Alors, sans plus tarder, je mets tout aujourd’hui sur la table devant vous. Car l’épreuve de la vérité, et il n’y en a qu’une et une seule, doit changer de camp. Je m’y soumets de moi-même le premier.

Je n’ai jamais été un jusqu’au-boutiste. Je connais d’expérience, Ô combien, le rapport des forces au Darfour, qui nous est si défavorable. Et je déteste cette guerre inégale qui, s’ajoutant au génocide, décime toujours un peu plus mon peuple. Je ne demande nullement l’indépendance pour les Darfouris. Et j’ai toujours été prêt avec le pouvoir actuel, aussi criminel, aussi intransigeant soit-il, à négocier le statut du Darfour et sa place à égalité au sein d’un Soudan uni et démocratique, où les richesses nationales seraient équitablement partagées entre tous les Etats de la Fédération.

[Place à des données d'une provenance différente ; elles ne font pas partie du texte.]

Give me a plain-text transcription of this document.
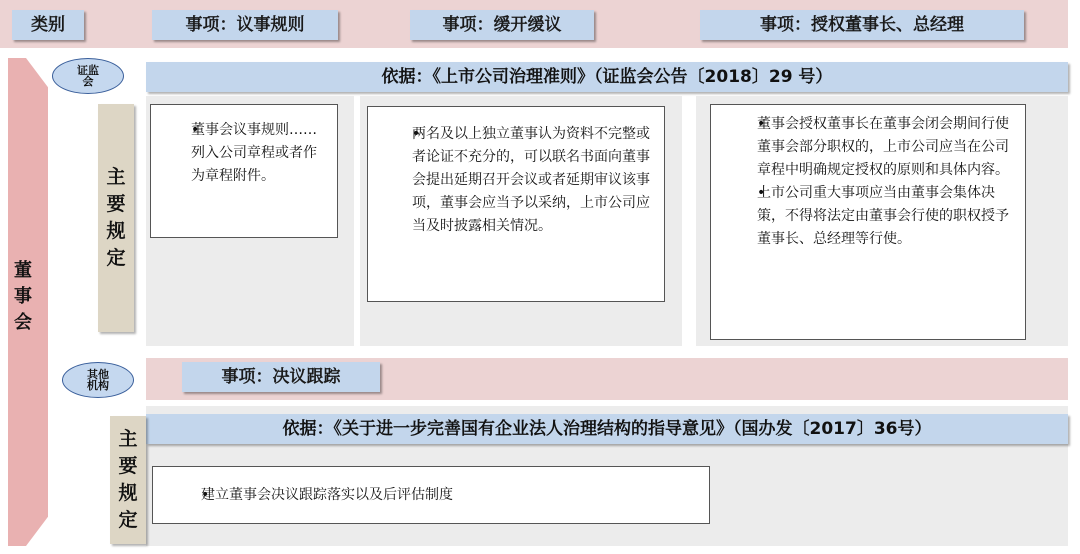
类别	事项：议事规则	事项：缓开缓议	事项：授权董事长、总经理
董事会
证监会	依据：《上市公司治理准则》（证监会公告〔2018〕29 号）
主要规定
• 董事会议事规则……列入公司章程或者作为章程附件。
• 两名及以上独立董事认为资料不完整或者论证不充分的，可以联名书面向董事会提出延期召开会议或者延期审议该事项，董事会应当予以采纳，上市公司应当及时披露相关情况。
• 董事会授权董事长在董事会闭会期间行使董事会部分职权的，上市公司应当在公司章程中明确规定授权的原则和具体内容。
• 上市公司重大事项应当由董事会集体决策，不得将法定由董事会行使的职权授予董事长、总经理等行使。
其他机构	事项：决议跟踪
依据：《关于进一步完善国有企业法人治理结构的指导意见》（国办发〔2017〕36号）
主要规定
• 建立董事会决议跟踪落实以及后评估制度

Après les exactions puis le génocide puis la résistance au Darfour, la communauté internationale, passée une première période d’indifférence, témoigna de son engagement et de sa solidarité, Chine et voisins arabes exceptés. Le souvenir du génocide au Rwanda et de la paralysie internationale étaient encore frais. « Plus jamais ça ! » nous assura-t-on de toutes parts, les opinions et les chancelleries occidentales en tête. « Bas les pattes, les meurtriers ! Nous ne laisserons pas faire. » Le pouvoir soudanais finit par accepter une force internationale de 26.000 hommes, la Minuad, au mandat et aux moyens limités et non sans la paralyser de mille façons avec succès. Il avait fallu pour en arriver à ce piètre stade 300.000 morts, deux millions et demi de déplacés dans des camps au Darfour, et des centaines de milliers de réfugiés ailleurs. Rien n’était réglé. Les villages et les campagnes vidés de leurs habitants, le Darfour était mis en coupe réglée par les milices Janjawids au service de Khartoum, qui s’établissaient, avec des Arabes importés de l’étranger, sur les terres dont elles avaient chassé par la terreur les paysans, volaient l’aide internationale, rançonnaient les camps, violaient les femmes qui s’aventuraient à l’extérieur, à la recherche de combustible. Mais la situation, dirent les observateurs et les diplomates, était « globalement stabilisée ». Le conflit était désormais « de basse intensité ». Juste deux cents morts par mois. Fini le génocide, n’est-ce pas ! Depuis, rien, on s’en doute, n’a changé ; on en est toujours là. Avec, il est vrai, les élections en prime !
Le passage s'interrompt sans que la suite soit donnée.